Release Date
June 16, 2006
Director
Justin Lin
Screenplay
Chris Morgan
Distributed By
Universal Pictures
Budget
$85 million
Action, Crime, Thriller
Rated PG-13 for reckless and illegal behavior involving teens, violence, language and sexual content
104 minutes

The Fast and the Furious: Tokyo Drift

Hands down, Sung Kang as supporting character Han makes this film. Without Kang, there would be nothing redeemable about “The Fast and the Furious: Tokyo Drift”. For starters, Lucas Black is terrible as the lead character, Sean Boswell, a country hick sent to Japan after getting into too much trouble. There are no serious consequences for Sean and never are. His “strict” father steps aside to let him do whatever he wants and a killer Yakuza boss lets him live for no good reason. Black is not an actor I want to see around and I did not believe any bit of him in this role.
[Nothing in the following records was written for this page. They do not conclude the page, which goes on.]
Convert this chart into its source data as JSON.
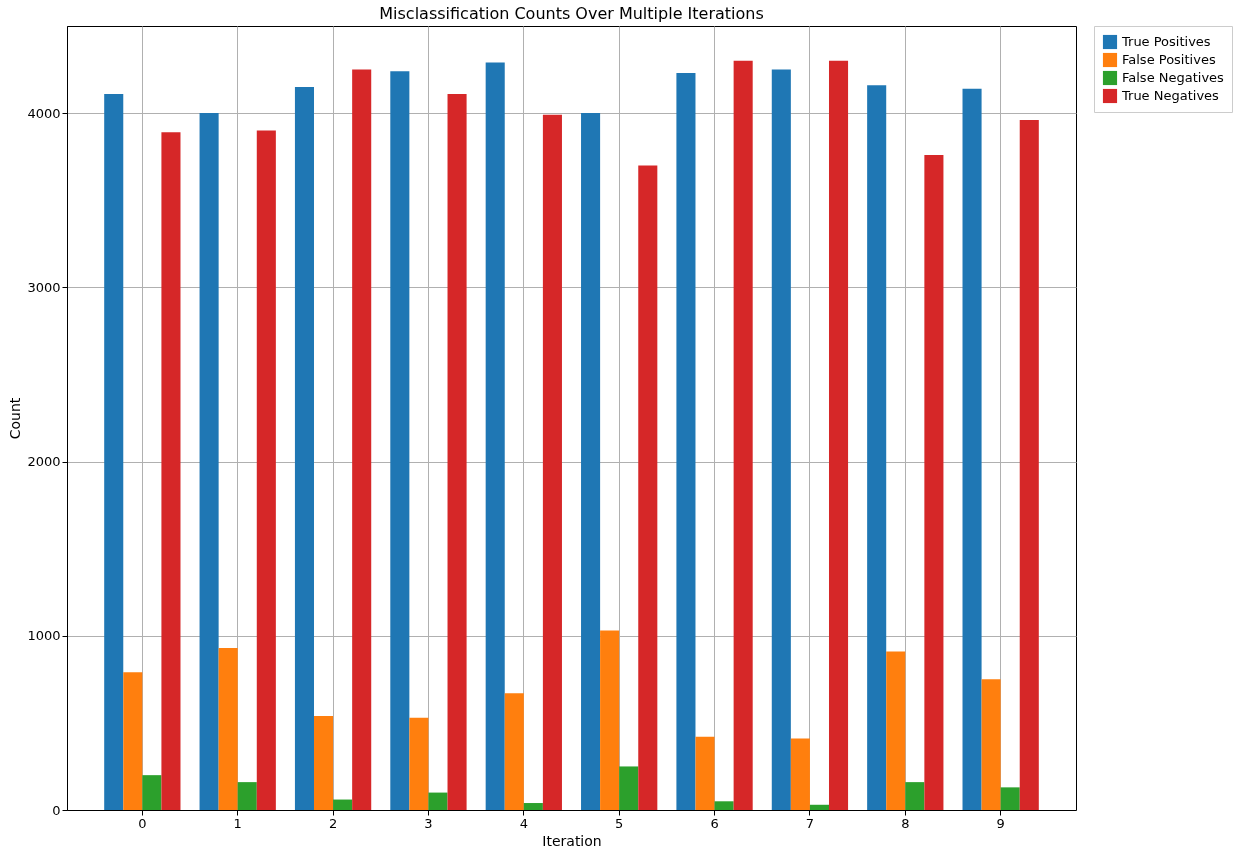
{
  "chart_data": {
    "type": "bar",
    "title": "Misclassification Counts Over Multiple Iterations",
    "xlabel": "Iteration",
    "ylabel": "Count",
    "categories": [
      "0",
      "1",
      "2",
      "3",
      "4",
      "5",
      "6",
      "7",
      "8",
      "9"
    ],
    "series": [
      {
        "name": "True Positives",
        "color": "#1f77b4",
        "values": [
          4110,
          4000,
          4150,
          4240,
          4290,
          4000,
          4230,
          4250,
          4160,
          4140
        ]
      },
      {
        "name": "False Positives",
        "color": "#ff7f0e",
        "values": [
          790,
          930,
          540,
          530,
          670,
          1030,
          420,
          410,
          910,
          750
        ]
      },
      {
        "name": "False Negatives",
        "color": "#2ca02c",
        "values": [
          200,
          160,
          60,
          100,
          40,
          250,
          50,
          30,
          160,
          130
        ]
      },
      {
        "name": "True Negatives",
        "color": "#d62728",
        "values": [
          3890,
          3900,
          4250,
          4110,
          3990,
          3700,
          4300,
          4300,
          3760,
          3960
        ]
      }
    ],
    "ylim": [
      0,
      4500
    ],
    "yticks": [
      0,
      1000,
      2000,
      3000,
      4000
    ],
    "grid": true,
    "legend": "top right"
  }
}
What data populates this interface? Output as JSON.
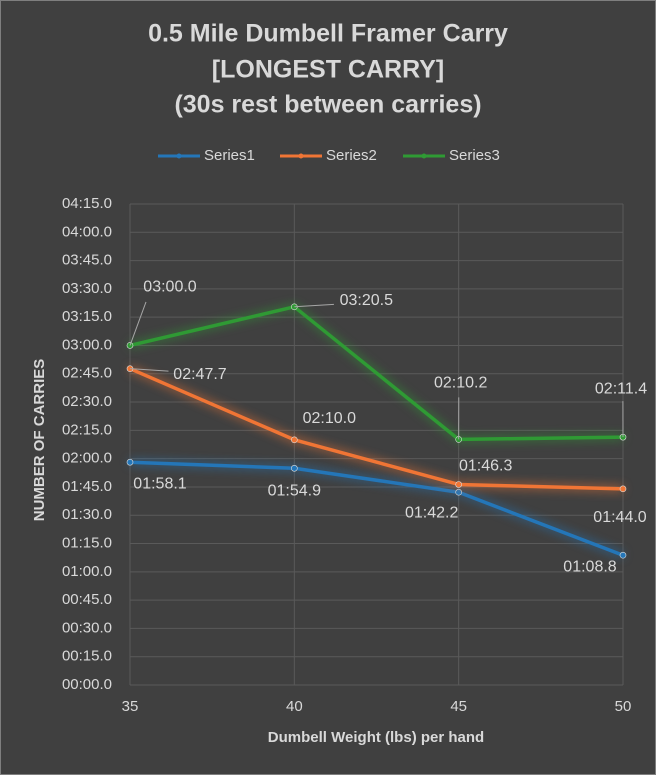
{
  "chart_data": {
    "type": "line",
    "title": [
      "0.5 Mile Dumbell Framer Carry",
      "[LONGEST CARRY]",
      "(30s rest between carries)"
    ],
    "x_label": "Dumbell Weight (lbs) per hand",
    "y_label": "NUMBER OF CARRIES",
    "x": [
      35,
      40,
      45,
      50
    ],
    "xlim": [
      35,
      50
    ],
    "xticks": [
      35,
      40,
      45,
      50
    ],
    "ylim": [
      0,
      255
    ],
    "yticks": [
      {
        "value": 0,
        "label": "00:00.0"
      },
      {
        "value": 15,
        "label": "00:15.0"
      },
      {
        "value": 30,
        "label": "00:30.0"
      },
      {
        "value": 45,
        "label": "00:45.0"
      },
      {
        "value": 60,
        "label": "01:00.0"
      },
      {
        "value": 75,
        "label": "01:15.0"
      },
      {
        "value": 90,
        "label": "01:30.0"
      },
      {
        "value": 105,
        "label": "01:45.0"
      },
      {
        "value": 120,
        "label": "02:00.0"
      },
      {
        "value": 135,
        "label": "02:15.0"
      },
      {
        "value": 150,
        "label": "02:30.0"
      },
      {
        "value": 165,
        "label": "02:45.0"
      },
      {
        "value": 180,
        "label": "03:00.0"
      },
      {
        "value": 195,
        "label": "03:15.0"
      },
      {
        "value": 210,
        "label": "03:30.0"
      },
      {
        "value": 225,
        "label": "03:45.0"
      },
      {
        "value": 240,
        "label": "04:00.0"
      },
      {
        "value": 255,
        "label": "04:15.0"
      }
    ],
    "grid": true,
    "legend": "top",
    "series": [
      {
        "name": "Series1",
        "color": "#2476b8",
        "values": [
          118.1,
          114.9,
          102.2,
          68.8
        ],
        "value_labels": [
          "01:58.1",
          "01:54.9",
          "01:42.2",
          "01:08.8"
        ]
      },
      {
        "name": "Series2",
        "color": "#f07535",
        "values": [
          167.7,
          130.0,
          106.3,
          104.0
        ],
        "value_labels": [
          "02:47.7",
          "02:10.0",
          "01:46.3",
          "01:44.0"
        ]
      },
      {
        "name": "Series3",
        "color": "#2f9a34",
        "values": [
          180.0,
          200.5,
          130.2,
          131.4
        ],
        "value_labels": [
          "03:00.0",
          "03:20.5",
          "02:10.2",
          "02:11.4"
        ]
      }
    ]
  }
}
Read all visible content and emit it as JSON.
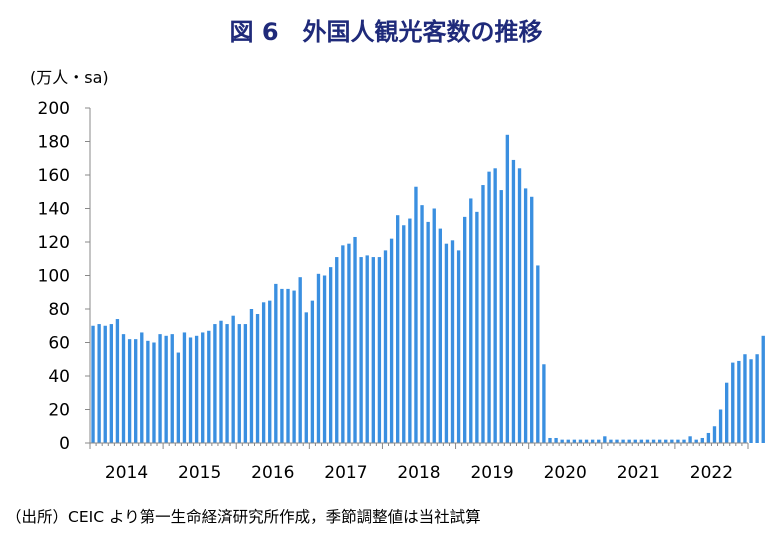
{
  "chart_data": {
    "type": "bar",
    "title": "図 6　外国人観光客数の推移",
    "unit_label": "(万人・sa)",
    "source": "（出所）CEIC より第一生命経済研究所作成，季節調整値は当社試算",
    "ylim": [
      0,
      200
    ],
    "y_ticks": [
      0,
      20,
      40,
      60,
      80,
      100,
      120,
      140,
      160,
      180,
      200
    ],
    "grid": false,
    "color": "#3a8fe0",
    "x_start": "2014-01",
    "x_tick_labels": [
      "2014",
      "2015",
      "2016",
      "2017",
      "2018",
      "2019",
      "2020",
      "2021",
      "2022"
    ],
    "values": [
      70,
      71,
      70,
      71,
      74,
      65,
      62,
      62,
      66,
      61,
      60,
      65,
      64,
      65,
      54,
      66,
      63,
      64,
      66,
      67,
      71,
      73,
      71,
      76,
      71,
      71,
      80,
      77,
      84,
      85,
      95,
      92,
      92,
      91,
      99,
      78,
      85,
      101,
      100,
      105,
      111,
      118,
      119,
      123,
      111,
      112,
      111,
      111,
      115,
      122,
      136,
      130,
      134,
      153,
      142,
      132,
      140,
      128,
      119,
      121,
      115,
      135,
      146,
      138,
      154,
      162,
      164,
      151,
      184,
      169,
      164,
      152,
      147,
      106,
      47,
      3,
      3,
      2,
      2,
      2,
      2,
      2,
      2,
      2,
      4,
      2,
      2,
      2,
      2,
      2,
      2,
      2,
      2,
      2,
      2,
      2,
      2,
      2,
      4,
      2,
      3,
      6,
      10,
      20,
      36,
      48,
      49,
      53,
      50,
      53,
      64
    ]
  }
}
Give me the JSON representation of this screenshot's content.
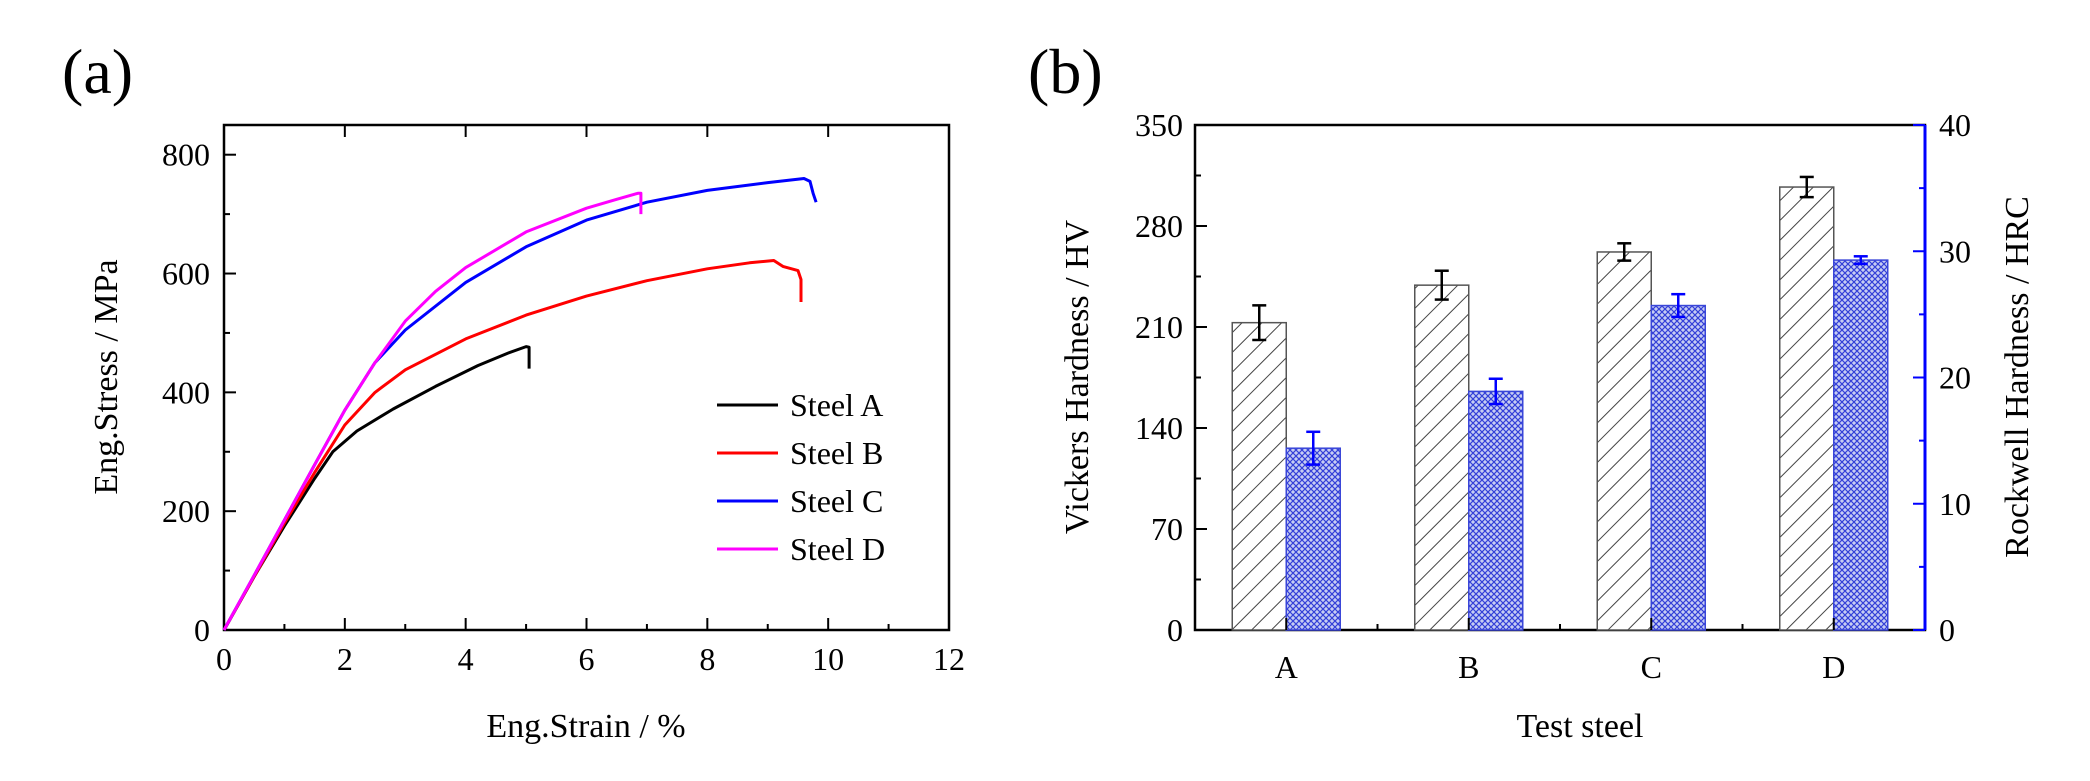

“Tokyo Drift” succeeds in introducing a new element into street racing, with the fresh idea of drifting, but simply becomes some odd version of “The Karate Kid” with Han coaching Sean in their ways, for no real reason than for entertainment. Justin Lin does as good a job as he can directing this sequel, but drops the ball with actors that shouldn’t be in high school and a film that feels like 90% of it is at night. [Spoiler] When the film loses Kang, I lose complete interest and could do without the entire second half of this film. I could also do without Bow Wow, who is the only character I believe as a high school student. The worst installment in the franchise, with no returning characters from the originals (besides a surprise appearance at the end), this at least sets Kang up for much deserved future endeavors.